У Луицци исчезли всякие сомнения в том, что его рассказ Барне стал предметом пересудов, и неожиданно для себя почувствовал острое сожаление о содеянном; затем он начал прислушиваться к разговорам, притворяясь, что заинтересован совсем другим.
– Однако ну и болван же он! – донеслось до Луицци. – Уж я бы не ушел просто так, не доказав малышке, что так не издеваются над порядочными людьми.
– Зато Шарлю, похоже, повезло, – рассмеялся другой голос, – ведь эта купчиха очень даже аппетитна.

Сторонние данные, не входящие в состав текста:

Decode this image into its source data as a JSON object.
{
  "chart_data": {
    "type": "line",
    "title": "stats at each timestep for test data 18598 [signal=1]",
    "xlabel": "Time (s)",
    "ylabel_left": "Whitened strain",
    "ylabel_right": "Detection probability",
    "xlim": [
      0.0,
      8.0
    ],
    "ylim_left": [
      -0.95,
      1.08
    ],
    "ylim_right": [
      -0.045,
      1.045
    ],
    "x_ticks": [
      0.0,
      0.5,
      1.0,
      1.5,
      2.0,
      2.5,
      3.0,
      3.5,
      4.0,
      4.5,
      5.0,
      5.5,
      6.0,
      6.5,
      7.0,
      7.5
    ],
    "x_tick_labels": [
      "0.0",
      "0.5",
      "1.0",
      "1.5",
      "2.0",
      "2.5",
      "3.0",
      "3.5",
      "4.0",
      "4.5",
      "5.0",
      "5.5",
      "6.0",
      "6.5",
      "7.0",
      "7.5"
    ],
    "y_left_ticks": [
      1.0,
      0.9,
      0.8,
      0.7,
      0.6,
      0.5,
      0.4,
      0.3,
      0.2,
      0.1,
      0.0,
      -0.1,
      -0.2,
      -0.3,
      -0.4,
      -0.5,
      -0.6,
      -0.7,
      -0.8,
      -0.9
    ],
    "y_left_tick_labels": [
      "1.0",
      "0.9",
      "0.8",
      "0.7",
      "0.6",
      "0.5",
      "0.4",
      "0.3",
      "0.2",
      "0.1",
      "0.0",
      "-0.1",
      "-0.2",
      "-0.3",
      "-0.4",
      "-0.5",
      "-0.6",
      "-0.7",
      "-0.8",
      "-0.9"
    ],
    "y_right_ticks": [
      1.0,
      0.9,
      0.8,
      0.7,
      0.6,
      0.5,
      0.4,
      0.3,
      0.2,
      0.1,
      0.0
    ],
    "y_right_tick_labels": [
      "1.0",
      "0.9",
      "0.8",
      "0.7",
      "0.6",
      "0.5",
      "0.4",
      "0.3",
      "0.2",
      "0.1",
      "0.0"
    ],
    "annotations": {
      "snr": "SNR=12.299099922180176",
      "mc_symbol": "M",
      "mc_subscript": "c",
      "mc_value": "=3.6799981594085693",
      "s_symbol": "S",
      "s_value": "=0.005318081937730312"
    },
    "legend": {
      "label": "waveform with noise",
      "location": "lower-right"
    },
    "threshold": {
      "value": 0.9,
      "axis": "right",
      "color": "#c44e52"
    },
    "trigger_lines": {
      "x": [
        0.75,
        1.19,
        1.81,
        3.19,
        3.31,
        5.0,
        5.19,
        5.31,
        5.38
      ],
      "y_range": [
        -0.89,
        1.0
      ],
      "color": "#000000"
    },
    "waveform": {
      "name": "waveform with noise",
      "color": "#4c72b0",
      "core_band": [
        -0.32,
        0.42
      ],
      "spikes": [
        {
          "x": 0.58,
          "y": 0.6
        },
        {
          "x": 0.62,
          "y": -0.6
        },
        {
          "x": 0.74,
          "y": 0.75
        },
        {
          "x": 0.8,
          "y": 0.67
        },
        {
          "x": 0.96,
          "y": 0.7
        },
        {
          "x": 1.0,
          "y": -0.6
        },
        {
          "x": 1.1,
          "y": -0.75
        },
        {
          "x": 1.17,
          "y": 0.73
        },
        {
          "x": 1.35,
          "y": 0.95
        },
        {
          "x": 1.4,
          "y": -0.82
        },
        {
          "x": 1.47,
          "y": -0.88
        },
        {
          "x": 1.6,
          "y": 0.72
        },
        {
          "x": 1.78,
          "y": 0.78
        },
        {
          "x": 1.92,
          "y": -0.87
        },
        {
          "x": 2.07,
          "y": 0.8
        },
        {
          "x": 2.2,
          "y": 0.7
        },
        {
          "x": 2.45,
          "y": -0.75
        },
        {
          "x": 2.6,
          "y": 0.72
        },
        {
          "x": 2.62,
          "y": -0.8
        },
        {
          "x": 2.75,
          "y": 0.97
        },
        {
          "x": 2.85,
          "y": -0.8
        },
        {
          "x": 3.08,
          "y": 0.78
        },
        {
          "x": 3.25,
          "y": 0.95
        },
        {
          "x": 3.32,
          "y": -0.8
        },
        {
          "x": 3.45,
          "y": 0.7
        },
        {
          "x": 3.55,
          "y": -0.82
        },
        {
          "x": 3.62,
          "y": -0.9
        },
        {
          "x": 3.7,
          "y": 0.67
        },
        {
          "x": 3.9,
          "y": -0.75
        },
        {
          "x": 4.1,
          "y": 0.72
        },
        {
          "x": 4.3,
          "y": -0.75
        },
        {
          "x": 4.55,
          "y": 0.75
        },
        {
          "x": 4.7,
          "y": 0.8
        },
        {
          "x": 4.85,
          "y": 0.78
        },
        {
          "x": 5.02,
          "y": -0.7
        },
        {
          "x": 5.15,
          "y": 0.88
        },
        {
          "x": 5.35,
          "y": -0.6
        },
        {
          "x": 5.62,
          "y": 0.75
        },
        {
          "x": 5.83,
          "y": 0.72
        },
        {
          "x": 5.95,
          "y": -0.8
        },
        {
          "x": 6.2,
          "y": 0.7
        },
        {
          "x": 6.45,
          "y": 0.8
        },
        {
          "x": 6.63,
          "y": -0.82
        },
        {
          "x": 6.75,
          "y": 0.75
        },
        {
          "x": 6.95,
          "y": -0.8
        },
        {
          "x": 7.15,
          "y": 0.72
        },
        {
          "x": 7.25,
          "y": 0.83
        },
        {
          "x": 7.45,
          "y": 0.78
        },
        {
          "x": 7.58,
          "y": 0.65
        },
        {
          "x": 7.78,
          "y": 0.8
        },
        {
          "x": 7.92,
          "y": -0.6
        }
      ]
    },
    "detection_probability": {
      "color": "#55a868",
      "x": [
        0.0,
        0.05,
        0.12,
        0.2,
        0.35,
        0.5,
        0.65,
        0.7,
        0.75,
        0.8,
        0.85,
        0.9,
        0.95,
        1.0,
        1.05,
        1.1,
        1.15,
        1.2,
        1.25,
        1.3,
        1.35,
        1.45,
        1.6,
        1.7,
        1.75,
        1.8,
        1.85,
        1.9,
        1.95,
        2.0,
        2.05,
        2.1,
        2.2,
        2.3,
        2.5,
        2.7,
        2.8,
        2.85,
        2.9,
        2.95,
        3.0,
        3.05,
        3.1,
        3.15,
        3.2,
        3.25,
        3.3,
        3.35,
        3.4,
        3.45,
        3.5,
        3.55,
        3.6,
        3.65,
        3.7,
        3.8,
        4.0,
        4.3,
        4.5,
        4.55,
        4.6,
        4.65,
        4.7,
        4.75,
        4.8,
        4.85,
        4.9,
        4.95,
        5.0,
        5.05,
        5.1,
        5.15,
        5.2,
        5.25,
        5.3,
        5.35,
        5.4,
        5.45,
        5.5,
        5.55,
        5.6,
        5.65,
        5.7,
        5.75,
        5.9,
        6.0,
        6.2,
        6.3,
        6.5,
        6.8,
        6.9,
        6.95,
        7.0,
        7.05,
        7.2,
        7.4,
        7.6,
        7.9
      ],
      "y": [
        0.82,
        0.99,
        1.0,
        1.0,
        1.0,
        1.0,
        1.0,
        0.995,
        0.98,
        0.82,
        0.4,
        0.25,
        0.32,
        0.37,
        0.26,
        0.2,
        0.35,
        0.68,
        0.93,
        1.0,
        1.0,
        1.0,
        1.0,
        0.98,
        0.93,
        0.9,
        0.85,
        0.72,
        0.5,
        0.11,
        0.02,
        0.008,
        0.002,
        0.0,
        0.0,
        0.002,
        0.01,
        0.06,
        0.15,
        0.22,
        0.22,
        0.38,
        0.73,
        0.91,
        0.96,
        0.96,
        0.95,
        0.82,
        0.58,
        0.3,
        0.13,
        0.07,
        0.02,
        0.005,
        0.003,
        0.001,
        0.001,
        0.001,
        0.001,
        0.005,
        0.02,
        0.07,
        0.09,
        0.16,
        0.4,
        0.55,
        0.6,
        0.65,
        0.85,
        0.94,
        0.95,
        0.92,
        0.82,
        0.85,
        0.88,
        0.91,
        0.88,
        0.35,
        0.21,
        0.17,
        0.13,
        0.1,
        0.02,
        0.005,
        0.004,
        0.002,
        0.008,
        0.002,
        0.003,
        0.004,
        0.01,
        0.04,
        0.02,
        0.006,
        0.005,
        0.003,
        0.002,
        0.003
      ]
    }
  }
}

Беседа еще довольно долго продолжалась в том же духе, и Луицци вскоре пришел к выводу, что сам сплоховал и все угрызения его совести просто смешны. Вполне естественная цепочка размышлений привела его от госпожи Дилуа к последней сцене с Люси, и он уверился, что сначала его бесстыдно завлекли, а затем превратили в игрушку в руках откровенного притворства. Тем временем разговор по соседству также перекинулся на маркизу, и расточительный оркестр похвал в ее адрес опять повернул течение мыслей Луицци и вверг его в невыносимое беспокойство. Чтобы избавиться от него, барон удалился, полный решимости обратиться к своему потустороннему осведомителю и любой ценой выяснить, что же произошло на самом деле.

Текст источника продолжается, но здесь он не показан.